Voskhod-2 stał się ulepszoną wersją pierwszego statku kosmicznego, na którym w 1964 roku po raz pierwszy poleciało jednocześnie trzech kosmonautów: Władimir Komarow, Konstantin Feoktistow i Borys Jegorow. Kokpit był tak ciasny, że musieli latać bez skafandrów, a w przypadku rozhermetyzowania statku groziła im nieuchronna śmierć. Waga Vostok-2 wynosiła prawie 6 ton, średnica 2,5 metra, a wysokość prawie 4,5 metra. Nowy statek kosmiczny został przystosowany do lotu dwóch osób i wyposażony w unikalną nadmuchiwaną śluzę do spacerów kosmicznych „Wołga” - tam komora została napompowana i była gotowa na przyjęcie kosmonauty. Jego średnica zewnętrzna wynosi 1,2 metra, średnica wewnętrzna to tylko 1 metr, a jej długość to 2,5 metra. W ramach przygotowań do lądowania kamera oddała strzał i statek wylądował bez niej.

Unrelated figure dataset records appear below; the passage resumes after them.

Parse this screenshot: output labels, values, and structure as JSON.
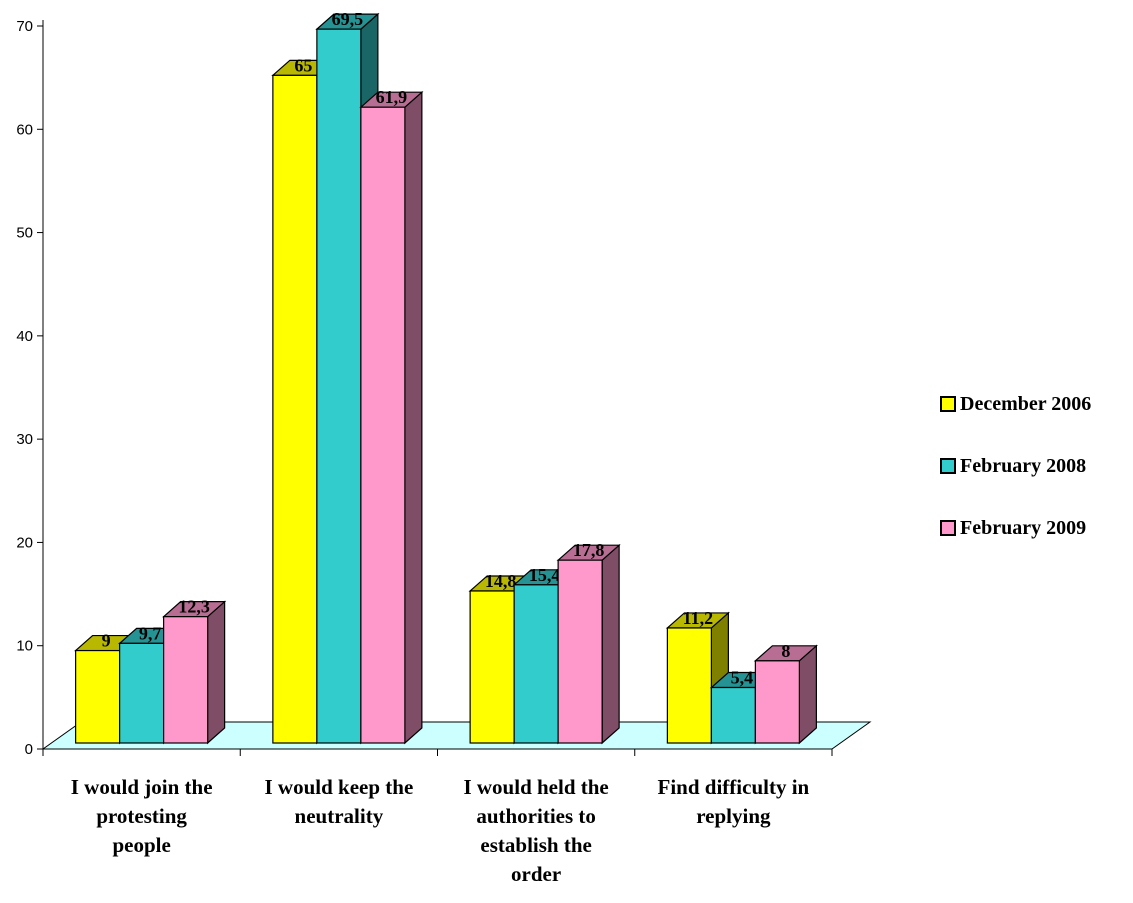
{
  "chart_data": {
    "type": "bar",
    "title": "",
    "xlabel": "",
    "ylabel": "",
    "ylim": [
      0,
      70
    ],
    "yticks": [
      0,
      10,
      20,
      30,
      40,
      50,
      60,
      70
    ],
    "grid": false,
    "three_d": true,
    "legend_position": "right",
    "floor_color": "#ccffff",
    "categories": [
      [
        "I would join the",
        "protesting",
        "people"
      ],
      [
        "I would keep the",
        "neutrality"
      ],
      [
        "I would held the",
        "authorities to",
        "establish the",
        "order"
      ],
      [
        "Find difficulty in",
        "replying"
      ]
    ],
    "series": [
      {
        "name": "December 2006",
        "color": "#ffff00",
        "values": [
          9,
          65,
          14.8,
          11.2
        ],
        "labels": [
          "9",
          "65",
          "14,8",
          "11,2"
        ]
      },
      {
        "name": "February 2008",
        "color": "#33cccc",
        "values": [
          9.7,
          69.5,
          15.4,
          5.4
        ],
        "labels": [
          "9,7",
          "69,5",
          "15,4",
          "5,4"
        ]
      },
      {
        "name": "February 2009",
        "color": "#ff99cc",
        "values": [
          12.3,
          61.9,
          17.8,
          8
        ],
        "labels": [
          "12,3",
          "61,9",
          "17,8",
          "8"
        ]
      }
    ]
  }
}
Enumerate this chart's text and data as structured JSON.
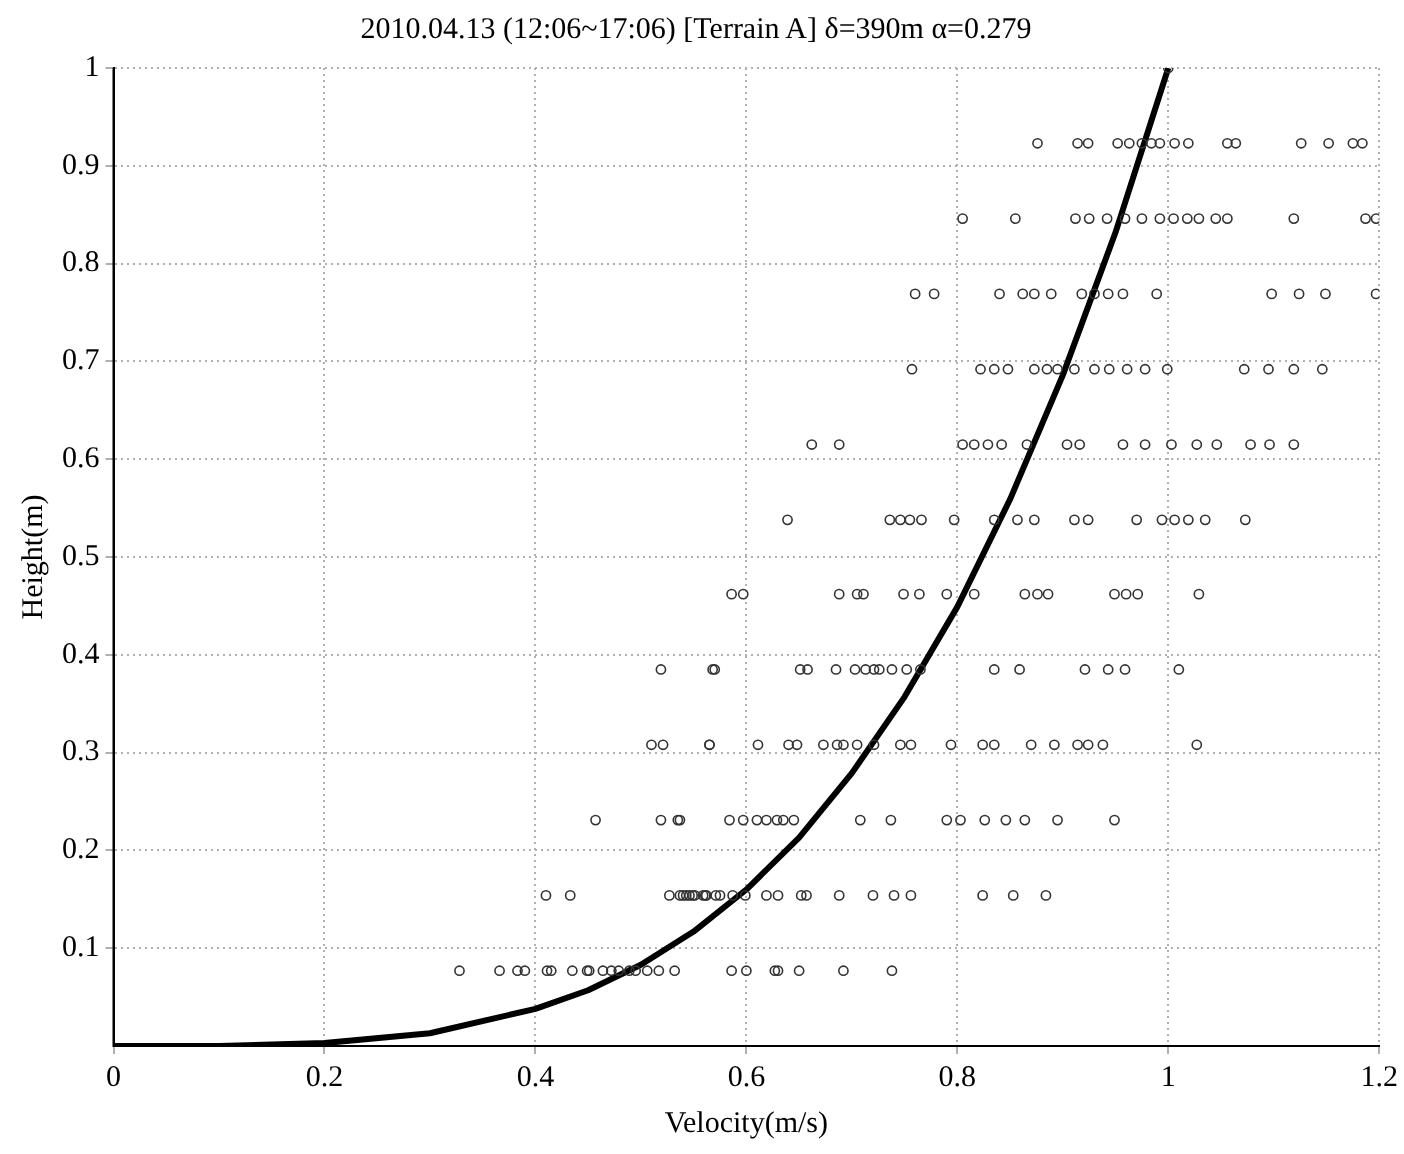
{
  "chart_data": {
    "type": "scatter",
    "title": "2010.04.13 (12:06~17:06) [Terrain A] δ=390m α=0.279",
    "xlabel": "Velocity(m/s)",
    "ylabel": "Height(m)",
    "xlim": [
      0,
      1.2
    ],
    "xticks": [
      0,
      0.2,
      0.4,
      0.6,
      0.8,
      1,
      1.2
    ],
    "ylim": [
      0,
      1
    ],
    "yticks": [
      0.1,
      0.2,
      0.3,
      0.4,
      0.5,
      0.6,
      0.7,
      0.8,
      0.9,
      1
    ],
    "grid": true,
    "legend": false,
    "series": [
      {
        "color": "#333333",
        "marker": "circle",
        "x": [
          0.328,
          0.366,
          0.383,
          0.39,
          0.411,
          0.415,
          0.435,
          0.449,
          0.451,
          0.464,
          0.472,
          0.479,
          0.489,
          0.495,
          0.506,
          0.517,
          0.532,
          0.586,
          0.6,
          0.627,
          0.63,
          0.65,
          0.692,
          0.738,
          0.41,
          0.433,
          0.527,
          0.54,
          0.546,
          0.551,
          0.559,
          0.562,
          0.571,
          0.543,
          0.549,
          0.561,
          0.575,
          0.587,
          0.599,
          0.619,
          0.63,
          0.652,
          0.657,
          0.688,
          0.72,
          0.74,
          0.756,
          0.824,
          0.853,
          0.884,
          0.537,
          0.457,
          0.519,
          0.535,
          0.537,
          0.584,
          0.597,
          0.61,
          0.619,
          0.629,
          0.635,
          0.645,
          0.708,
          0.737,
          0.79,
          0.803,
          0.826,
          0.846,
          0.864,
          0.895,
          0.949,
          0.51,
          0.521,
          0.565,
          0.565,
          0.611,
          0.64,
          0.648,
          0.673,
          0.686,
          0.692,
          0.705,
          0.721,
          0.746,
          0.756,
          0.794,
          0.824,
          0.835,
          0.87,
          0.892,
          0.914,
          0.924,
          0.938,
          1.027,
          0.519,
          0.568,
          0.57,
          0.651,
          0.658,
          0.685,
          0.703,
          0.713,
          0.721,
          0.726,
          0.738,
          0.752,
          0.765,
          0.835,
          0.859,
          0.921,
          0.943,
          0.959,
          1.01,
          0.586,
          0.597,
          0.688,
          0.705,
          0.711,
          0.749,
          0.764,
          0.79,
          0.816,
          0.864,
          0.876,
          0.886,
          0.949,
          0.96,
          0.971,
          1.029,
          0.639,
          0.736,
          0.746,
          0.755,
          0.766,
          0.797,
          0.835,
          0.857,
          0.873,
          0.911,
          0.924,
          0.97,
          0.994,
          1.006,
          1.019,
          1.035,
          1.073,
          0.662,
          0.688,
          0.805,
          0.816,
          0.829,
          0.842,
          0.866,
          0.904,
          0.916,
          0.957,
          0.978,
          1.003,
          1.027,
          1.046,
          1.078,
          1.096,
          1.119,
          0.757,
          0.822,
          0.835,
          0.848,
          0.873,
          0.885,
          0.895,
          0.911,
          0.93,
          0.944,
          0.961,
          0.978,
          0.999,
          1.072,
          1.095,
          1.119,
          1.146,
          0.76,
          0.778,
          0.84,
          0.862,
          0.873,
          0.889,
          0.918,
          0.93,
          0.943,
          0.957,
          0.989,
          1.098,
          1.124,
          1.149,
          1.197,
          0.805,
          0.855,
          0.912,
          0.925,
          0.942,
          0.959,
          0.975,
          0.992,
          1.005,
          1.018,
          1.029,
          1.045,
          1.056,
          1.119,
          1.187,
          1.197,
          0.876,
          0.914,
          0.924,
          0.952,
          0.963,
          0.975,
          0.984,
          0.992,
          1.006,
          1.019,
          1.056,
          1.064,
          1.126,
          1.152,
          1.175,
          1.184,
          1.0
        ],
        "values": [
          0.077,
          0.077,
          0.077,
          0.077,
          0.077,
          0.077,
          0.077,
          0.077,
          0.077,
          0.077,
          0.077,
          0.077,
          0.077,
          0.077,
          0.077,
          0.077,
          0.077,
          0.077,
          0.077,
          0.077,
          0.077,
          0.077,
          0.077,
          0.077,
          0.154,
          0.154,
          0.154,
          0.154,
          0.154,
          0.154,
          0.154,
          0.154,
          0.154,
          0.154,
          0.154,
          0.154,
          0.154,
          0.154,
          0.154,
          0.154,
          0.154,
          0.154,
          0.154,
          0.154,
          0.154,
          0.154,
          0.154,
          0.154,
          0.154,
          0.154,
          0.154,
          0.231,
          0.231,
          0.231,
          0.231,
          0.231,
          0.231,
          0.231,
          0.231,
          0.231,
          0.231,
          0.231,
          0.231,
          0.231,
          0.231,
          0.231,
          0.231,
          0.231,
          0.231,
          0.231,
          0.231,
          0.308,
          0.308,
          0.308,
          0.308,
          0.308,
          0.308,
          0.308,
          0.308,
          0.308,
          0.308,
          0.308,
          0.308,
          0.308,
          0.308,
          0.308,
          0.308,
          0.308,
          0.308,
          0.308,
          0.308,
          0.308,
          0.308,
          0.308,
          0.385,
          0.385,
          0.385,
          0.385,
          0.385,
          0.385,
          0.385,
          0.385,
          0.385,
          0.385,
          0.385,
          0.385,
          0.385,
          0.385,
          0.385,
          0.385,
          0.385,
          0.385,
          0.385,
          0.462,
          0.462,
          0.462,
          0.462,
          0.462,
          0.462,
          0.462,
          0.462,
          0.462,
          0.462,
          0.462,
          0.462,
          0.462,
          0.462,
          0.462,
          0.462,
          0.538,
          0.538,
          0.538,
          0.538,
          0.538,
          0.538,
          0.538,
          0.538,
          0.538,
          0.538,
          0.538,
          0.538,
          0.538,
          0.538,
          0.538,
          0.538,
          0.538,
          0.615,
          0.615,
          0.615,
          0.615,
          0.615,
          0.615,
          0.615,
          0.615,
          0.615,
          0.615,
          0.615,
          0.615,
          0.615,
          0.615,
          0.615,
          0.615,
          0.615,
          0.692,
          0.692,
          0.692,
          0.692,
          0.692,
          0.692,
          0.692,
          0.692,
          0.692,
          0.692,
          0.692,
          0.692,
          0.692,
          0.692,
          0.692,
          0.692,
          0.692,
          0.769,
          0.769,
          0.769,
          0.769,
          0.769,
          0.769,
          0.769,
          0.769,
          0.769,
          0.769,
          0.769,
          0.769,
          0.769,
          0.769,
          0.769,
          0.846,
          0.846,
          0.846,
          0.846,
          0.846,
          0.846,
          0.846,
          0.846,
          0.846,
          0.846,
          0.846,
          0.846,
          0.846,
          0.846,
          0.846,
          0.846,
          0.923,
          0.923,
          0.923,
          0.923,
          0.923,
          0.923,
          0.923,
          0.923,
          0.923,
          0.923,
          0.923,
          0.923,
          0.923,
          0.923,
          0.923,
          0.923,
          1.0
        ]
      },
      {
        "type": "line",
        "color": "#000000",
        "marker": "none",
        "line_style": "solid",
        "x": [
          0,
          0.1,
          0.2,
          0.3,
          0.4,
          0.45,
          0.5,
          0.55,
          0.6,
          0.65,
          0.7,
          0.75,
          0.8,
          0.85,
          0.9,
          0.95,
          1.0
        ],
        "values": [
          0,
          0,
          0.003,
          0.013,
          0.038,
          0.057,
          0.083,
          0.117,
          0.16,
          0.213,
          0.279,
          0.357,
          0.449,
          0.559,
          0.686,
          0.832,
          1.0
        ]
      }
    ]
  }
}
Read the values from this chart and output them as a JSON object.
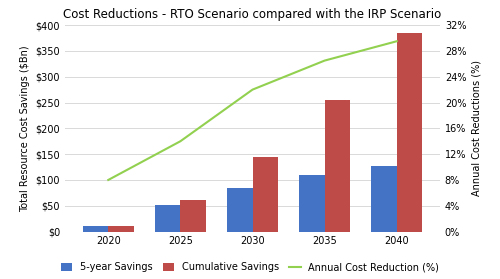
{
  "title": "Cost Reductions - RTO Scenario compared with the IRP Scenario",
  "categories": [
    2020,
    2025,
    2030,
    2035,
    2040
  ],
  "five_year_savings": [
    10,
    52,
    84,
    110,
    128
  ],
  "cumulative_savings": [
    10,
    62,
    145,
    255,
    385
  ],
  "annual_cost_reduction_pct": [
    8,
    14,
    22,
    26.5,
    29.5
  ],
  "bar_width": 0.35,
  "ylim_left": [
    0,
    400
  ],
  "ylim_right": [
    0,
    32
  ],
  "yticks_left": [
    0,
    50,
    100,
    150,
    200,
    250,
    300,
    350,
    400
  ],
  "yticks_right": [
    0,
    4,
    8,
    12,
    16,
    20,
    24,
    28,
    32
  ],
  "color_blue": "#4472C4",
  "color_red": "#BE4B48",
  "color_line": "#92D050",
  "bg_color": "#FFFFFF",
  "plot_bg_color": "#FFFFFF",
  "grid_color": "#D9D9D9",
  "ylabel_left": "Total Resource Cost Savings ($Bn)",
  "ylabel_right": "Annual Cost Reductions (%)",
  "legend_labels": [
    "5-year Savings",
    "Cumulative Savings",
    "Annual Cost Reduction (%)"
  ],
  "title_fontsize": 8.5,
  "label_fontsize": 7,
  "tick_fontsize": 7,
  "legend_fontsize": 7
}
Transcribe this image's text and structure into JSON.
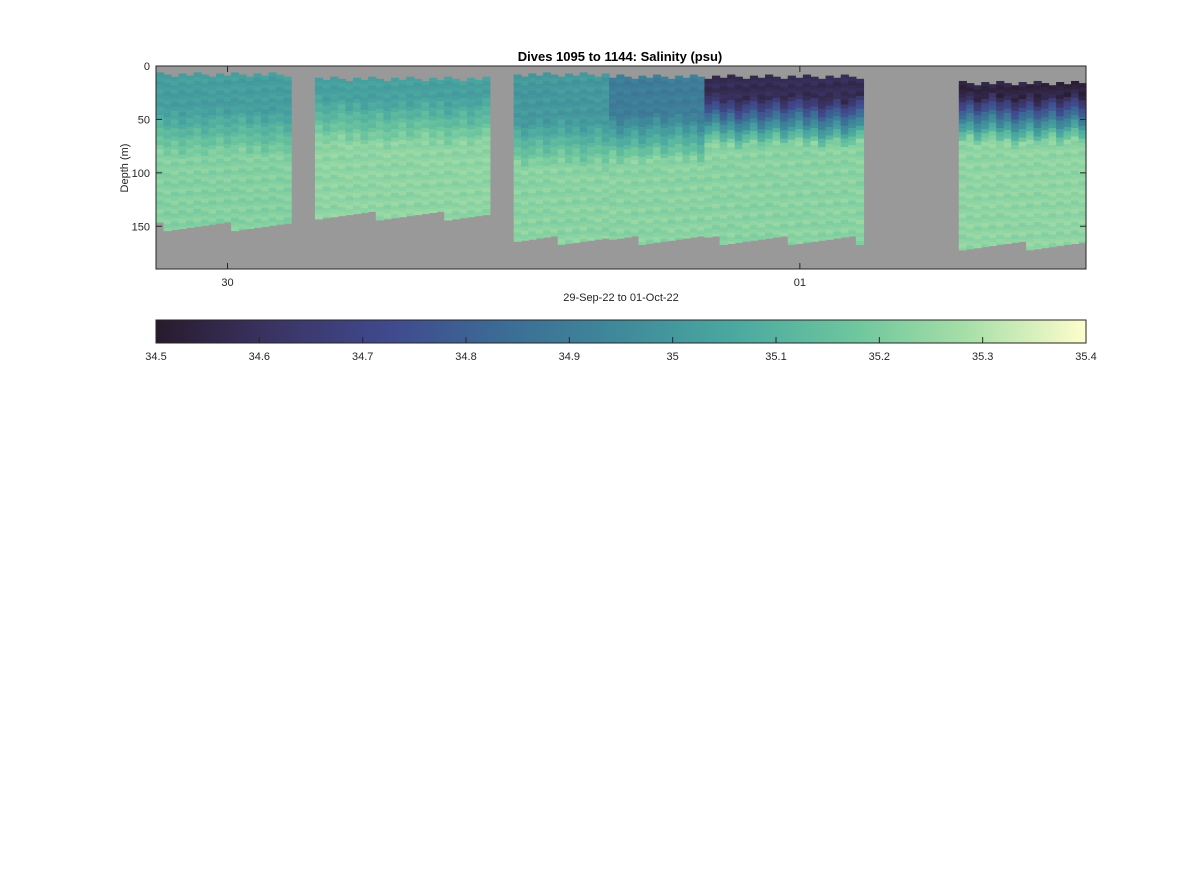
{
  "chart_data": {
    "type": "heatmap",
    "title": "Dives 1095 to 1144: Salinity (psu)",
    "xlabel": "29-Sep-22 to 01-Oct-22",
    "ylabel": "Depth (m)",
    "x_range": [
      "2022-09-29T21:00",
      "2022-10-01T12:00"
    ],
    "x_ticks": [
      {
        "label": "30",
        "value": "2022-09-30T00:00"
      },
      {
        "label": "01",
        "value": "2022-10-01T00:00"
      }
    ],
    "y_range": [
      0,
      190
    ],
    "y_reversed": true,
    "y_ticks": [
      0,
      50,
      100,
      150
    ],
    "nodata_color": "#999999",
    "colorbar": {
      "colormap": "deep (cmocean, reversed)",
      "range": [
        34.5,
        35.4
      ],
      "ticks": [
        "34.5",
        "34.6",
        "34.7",
        "34.8",
        "34.9",
        "35",
        "35.1",
        "35.2",
        "35.3",
        "35.4"
      ]
    },
    "segments": [
      {
        "start": "2022-09-29T21:00",
        "end": "2022-09-30T02:40",
        "top_depth": 6,
        "bottom_depth": 150,
        "surface_salinity": 35.02,
        "halocline_depth": 60,
        "deep_salinity": 35.22
      },
      {
        "start": "2022-09-30T03:40",
        "end": "2022-09-30T11:00",
        "top_depth": 10,
        "bottom_depth": 140,
        "surface_salinity": 35.03,
        "halocline_depth": 50,
        "deep_salinity": 35.24
      },
      {
        "start": "2022-09-30T12:00",
        "end": "2022-09-30T16:00",
        "top_depth": 6,
        "bottom_depth": 163,
        "surface_salinity": 35.0,
        "halocline_depth": 70,
        "deep_salinity": 35.23
      },
      {
        "start": "2022-09-30T16:00",
        "end": "2022-09-30T20:00",
        "top_depth": 8,
        "bottom_depth": 163,
        "surface_salinity": 34.9,
        "halocline_depth": 65,
        "deep_salinity": 35.23
      },
      {
        "start": "2022-09-30T20:00",
        "end": "2022-10-01T02:40",
        "top_depth": 8,
        "bottom_depth": 163,
        "surface_salinity": 34.58,
        "halocline_depth": 50,
        "deep_salinity": 35.23
      },
      {
        "start": "2022-10-01T06:40",
        "end": "2022-10-01T12:00",
        "top_depth": 14,
        "bottom_depth": 168,
        "surface_salinity": 34.54,
        "halocline_depth": 48,
        "deep_salinity": 35.24
      }
    ]
  }
}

Należy zauważyć, że lot Voskhod-2 ze śluzą powietrzną i załogą na pokładzie był ryzykowny, ponieważ nie można było wcześniej sprawdzić działania wszystkich systemów. 22 lutego 1965, niecały miesiąc przed lotem Bielajewa i Leonowa, bezzałogowy statek kosmiczny Kosmos-57 (kopia Wostoka-2) został wysadzony podczas lotu testowego z powodu błędnego polecenia samozniszczenia. Mimo to Korolev (główny projektant całego programu) i Keldysh (prezes Akademii Nauk ZSRR), po konsultacji z kosmonautami, postanowili nie odwoływać planowanego lotu.

Zbroja

Pierwszy skafander do spacerów kosmicznych nosił nazwę „Berkut” (nawiasem mówiąc, wszystkie skafandry radzieckie i rosyjskie noszą nazwy ptaków drapieżnych: „Orlan”, „Jastrząb”, „Sokół”, „Krechet”) wraz z plecakiem to ważył 40 kilogramów, co oczywiście nie ma znaczenia w warunkach zerowej grawitacji, ale daje wyobrażenie o powadze projektu. Wszystkie systemy były tak proste, jak to tylko możliwe, ale skuteczne. Na przykład projektanci postanowili zrezygnować z jednostki regeneracyjnej, aby zaoszczędzić miejsce, a wydychany dwutlenek węgla był uwalniany przez zawór bezpośrednio w przestrzeń kosmiczną.

Jednak w tamtym czasie w skafandrze kosmicznym zastosowano kilka najnowszych technologii tamtych czasów: ekran-izolacja próżniowa z kilku warstw metalizowanej tkaniny chroniła astronautę przed zmianami temperatury, a filtr światła na szkle hełmu chronił jego oczy przed jasnym światło słoneczne.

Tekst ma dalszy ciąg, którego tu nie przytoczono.